Майнц усмехнулся. Как мог выпрямил спину, задрал подбородок, глаза открыл широко, чтобы видеть все сколько можно точнее. А что? Последней жизни зачерпнуть, прежде чем сгинуть упырем.
Вжжжжжжжжих!
Засвистело щупальце, летя к Майнцеву хребту. Но поймало отчего-то Алёшку, который в последний самый момент прыгнул наперерез. Живым своим телом спасая мертвого Майнца.
* * *
Зазвенели ложками, выскребая из мисок пустую, зато горячую баланду. Майнц ел, да все зыркал вокруг, выхватывая короткими кадрами знакомые непокойницкие лица. До ужина успел подойти к бригадиру Птаху, который посмеялся только над Майнцевыми страхами угодить в станционные навечно.
Все, выходит, по-прежнему.
Пришел новый этап, набилось буратин как бревен в сарай. Глаза у всех ошалелые от электры, движения рваные, дерганые. Ничего, пройдет.
Освоятся.
И в непокойниках прожить можно.
Майнц спрятал ложку за пазуху. Взял шапку с лавки. Пошел прочь. Шумела, гудела мертвяковская толпа, окутывая знакомым уютным теплом.
Сейчас надо было идти в карусельную, где разденут Майнца, укрепят на специальном вертикальном столе, подведя электроды по всему телу. Станут раскручивать, как в центрифуге, все быстрее, быстрее. В движении зарядится электра в его крови, и еще месяц станет он жить по-прежнему.
Только ох как же тошно после карусели-то. Никогда не чувствуешь себя более мертвым, как после дьявольской этой игрушки. И никогда не бываешь менее человеком. Кажется, все стерла, что могла. Ан нет, всякий раз обнаруживал Майнц после карусели новые слепые пятна в своей памяти. Что забудет он в этот раз? Алёшку?
Майнц невольно стал перебирать в памяти буратиновы безумные слова. Отчего-то знал наверное: после карусели не вспомнит уже ни слов этих, ни дня сегодняшнего.

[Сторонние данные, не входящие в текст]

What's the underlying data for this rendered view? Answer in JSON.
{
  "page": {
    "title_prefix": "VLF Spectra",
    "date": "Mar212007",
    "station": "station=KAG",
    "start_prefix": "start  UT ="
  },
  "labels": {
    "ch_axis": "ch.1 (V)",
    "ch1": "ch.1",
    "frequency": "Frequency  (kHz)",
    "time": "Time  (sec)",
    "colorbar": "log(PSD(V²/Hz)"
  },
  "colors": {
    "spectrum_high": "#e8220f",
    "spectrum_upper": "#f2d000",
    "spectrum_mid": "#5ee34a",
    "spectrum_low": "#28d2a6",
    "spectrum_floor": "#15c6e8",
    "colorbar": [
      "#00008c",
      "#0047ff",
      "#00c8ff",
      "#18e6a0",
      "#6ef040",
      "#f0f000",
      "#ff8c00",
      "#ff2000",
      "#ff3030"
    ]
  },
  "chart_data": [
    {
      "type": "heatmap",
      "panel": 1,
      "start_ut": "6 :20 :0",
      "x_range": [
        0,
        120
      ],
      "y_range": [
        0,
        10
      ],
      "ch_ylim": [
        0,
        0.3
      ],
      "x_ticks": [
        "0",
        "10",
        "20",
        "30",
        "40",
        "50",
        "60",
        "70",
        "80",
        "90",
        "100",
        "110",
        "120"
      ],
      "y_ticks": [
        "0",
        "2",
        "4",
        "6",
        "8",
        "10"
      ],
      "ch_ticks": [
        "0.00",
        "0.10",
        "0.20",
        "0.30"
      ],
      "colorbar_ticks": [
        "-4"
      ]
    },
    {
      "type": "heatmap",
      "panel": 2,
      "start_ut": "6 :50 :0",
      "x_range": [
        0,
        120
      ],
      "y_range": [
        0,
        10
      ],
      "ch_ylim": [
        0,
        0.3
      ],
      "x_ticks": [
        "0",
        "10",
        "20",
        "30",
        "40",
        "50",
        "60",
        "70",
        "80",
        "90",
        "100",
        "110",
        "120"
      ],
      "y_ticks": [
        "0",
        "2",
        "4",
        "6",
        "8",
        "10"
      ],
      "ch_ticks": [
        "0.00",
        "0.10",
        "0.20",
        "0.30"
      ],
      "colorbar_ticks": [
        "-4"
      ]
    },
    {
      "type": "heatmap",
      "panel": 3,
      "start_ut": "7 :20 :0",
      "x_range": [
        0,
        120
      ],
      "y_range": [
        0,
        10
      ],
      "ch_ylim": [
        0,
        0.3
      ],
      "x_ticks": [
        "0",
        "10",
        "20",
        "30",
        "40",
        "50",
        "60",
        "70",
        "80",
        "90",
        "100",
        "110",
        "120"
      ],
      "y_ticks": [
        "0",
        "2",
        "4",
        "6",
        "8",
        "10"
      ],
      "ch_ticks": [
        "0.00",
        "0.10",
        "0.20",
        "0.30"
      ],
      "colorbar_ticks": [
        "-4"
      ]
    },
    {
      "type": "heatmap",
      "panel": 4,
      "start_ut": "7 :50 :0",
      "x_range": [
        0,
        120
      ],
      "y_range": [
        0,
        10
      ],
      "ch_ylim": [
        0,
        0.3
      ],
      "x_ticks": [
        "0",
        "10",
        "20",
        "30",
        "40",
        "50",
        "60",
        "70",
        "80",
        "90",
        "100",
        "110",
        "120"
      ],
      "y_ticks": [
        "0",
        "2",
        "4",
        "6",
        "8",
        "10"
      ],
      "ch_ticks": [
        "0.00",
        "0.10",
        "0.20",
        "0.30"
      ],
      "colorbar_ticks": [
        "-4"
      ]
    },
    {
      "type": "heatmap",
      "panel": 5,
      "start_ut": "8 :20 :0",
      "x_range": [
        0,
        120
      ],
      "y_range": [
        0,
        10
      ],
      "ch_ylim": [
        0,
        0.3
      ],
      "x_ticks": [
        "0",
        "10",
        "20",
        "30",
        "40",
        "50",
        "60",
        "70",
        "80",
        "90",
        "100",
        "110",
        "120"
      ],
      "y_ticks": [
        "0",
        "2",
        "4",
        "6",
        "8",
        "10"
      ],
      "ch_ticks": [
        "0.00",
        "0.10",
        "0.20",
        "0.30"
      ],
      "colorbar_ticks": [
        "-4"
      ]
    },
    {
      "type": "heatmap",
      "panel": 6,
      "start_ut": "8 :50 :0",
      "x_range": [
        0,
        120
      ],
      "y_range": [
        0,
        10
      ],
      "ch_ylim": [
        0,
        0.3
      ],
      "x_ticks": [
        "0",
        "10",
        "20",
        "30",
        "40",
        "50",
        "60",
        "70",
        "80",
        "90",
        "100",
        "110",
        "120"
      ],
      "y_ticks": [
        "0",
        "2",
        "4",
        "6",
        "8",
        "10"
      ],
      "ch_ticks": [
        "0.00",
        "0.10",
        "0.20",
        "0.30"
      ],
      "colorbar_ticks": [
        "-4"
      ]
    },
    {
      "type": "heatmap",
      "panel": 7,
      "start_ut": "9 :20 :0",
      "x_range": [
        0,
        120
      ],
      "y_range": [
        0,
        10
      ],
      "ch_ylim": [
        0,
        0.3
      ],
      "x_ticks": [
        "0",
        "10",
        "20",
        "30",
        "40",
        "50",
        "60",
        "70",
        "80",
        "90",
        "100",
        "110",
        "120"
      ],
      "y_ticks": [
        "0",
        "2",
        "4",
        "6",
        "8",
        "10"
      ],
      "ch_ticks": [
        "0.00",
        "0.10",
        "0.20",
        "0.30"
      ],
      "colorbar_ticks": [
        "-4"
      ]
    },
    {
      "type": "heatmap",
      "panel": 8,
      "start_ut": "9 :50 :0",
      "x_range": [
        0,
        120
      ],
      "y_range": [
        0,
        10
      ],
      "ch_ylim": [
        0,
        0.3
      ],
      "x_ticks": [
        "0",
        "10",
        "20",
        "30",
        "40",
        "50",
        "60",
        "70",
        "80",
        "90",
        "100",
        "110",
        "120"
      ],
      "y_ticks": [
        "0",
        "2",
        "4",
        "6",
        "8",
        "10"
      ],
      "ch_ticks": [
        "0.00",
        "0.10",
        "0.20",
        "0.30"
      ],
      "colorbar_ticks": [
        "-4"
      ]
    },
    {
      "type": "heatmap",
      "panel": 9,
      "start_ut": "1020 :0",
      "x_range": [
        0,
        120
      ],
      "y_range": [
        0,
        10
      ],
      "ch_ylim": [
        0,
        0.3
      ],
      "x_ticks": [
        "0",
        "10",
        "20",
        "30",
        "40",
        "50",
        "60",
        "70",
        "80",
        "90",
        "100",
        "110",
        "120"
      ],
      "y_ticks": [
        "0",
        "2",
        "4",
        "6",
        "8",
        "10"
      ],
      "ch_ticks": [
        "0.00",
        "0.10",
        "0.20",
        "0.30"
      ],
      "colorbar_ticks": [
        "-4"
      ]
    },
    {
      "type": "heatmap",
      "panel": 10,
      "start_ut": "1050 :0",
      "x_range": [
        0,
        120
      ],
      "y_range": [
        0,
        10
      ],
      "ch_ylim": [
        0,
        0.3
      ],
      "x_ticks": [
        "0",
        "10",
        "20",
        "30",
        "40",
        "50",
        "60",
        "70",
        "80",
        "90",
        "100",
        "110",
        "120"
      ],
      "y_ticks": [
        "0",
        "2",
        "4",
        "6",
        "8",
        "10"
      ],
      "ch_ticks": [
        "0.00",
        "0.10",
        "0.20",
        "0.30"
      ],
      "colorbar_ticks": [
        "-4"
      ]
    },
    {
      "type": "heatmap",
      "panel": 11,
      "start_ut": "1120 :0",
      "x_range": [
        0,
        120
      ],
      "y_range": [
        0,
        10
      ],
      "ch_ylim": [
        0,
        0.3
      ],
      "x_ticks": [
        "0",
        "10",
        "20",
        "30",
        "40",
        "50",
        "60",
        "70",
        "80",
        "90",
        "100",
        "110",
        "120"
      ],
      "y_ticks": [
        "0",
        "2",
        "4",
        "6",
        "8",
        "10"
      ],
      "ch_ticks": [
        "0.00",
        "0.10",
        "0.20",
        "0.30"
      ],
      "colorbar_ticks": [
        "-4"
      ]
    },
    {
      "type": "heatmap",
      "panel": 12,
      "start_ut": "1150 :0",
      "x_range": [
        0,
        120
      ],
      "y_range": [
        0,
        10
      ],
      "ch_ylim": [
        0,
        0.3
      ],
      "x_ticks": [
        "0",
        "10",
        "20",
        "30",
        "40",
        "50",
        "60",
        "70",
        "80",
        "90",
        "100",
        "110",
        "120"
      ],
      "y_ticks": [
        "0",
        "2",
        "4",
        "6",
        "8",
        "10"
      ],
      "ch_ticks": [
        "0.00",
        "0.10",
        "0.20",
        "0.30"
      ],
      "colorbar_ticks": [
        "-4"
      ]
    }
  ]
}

Следовало признать: байка у Алёшки получилась складная, хоть сейчас в книжку. И байка эта, как ни крути, Майнца как будто поднимала надо всем, делала его фигурой исключительной. Ведь что выходило-то? Весь этот мир, пусть мрачный, мертвый, бессмысленный, с этой бесконечной зимой – всю эту жестокую правду создал он, Майнц. Одной силой своего разума.
Смешно. Демиург должен быть таким, как Алёшка, – молодым, красивым, безумным. Разве может создавать миры седой, битый-перебитый мертвец-непокойник? Нет, усни он теперь, не изменится ничего в этом мире. А если изменится? Как узнать? Способ-то один, и способ этот – прямая дорога к упырству. Вечность в тесных залах Третьяковки против слова свихнувшегося Алёшки.
Майнц вышел на крыльцо, закурил. Задумался. Каково оно – в упырях-то?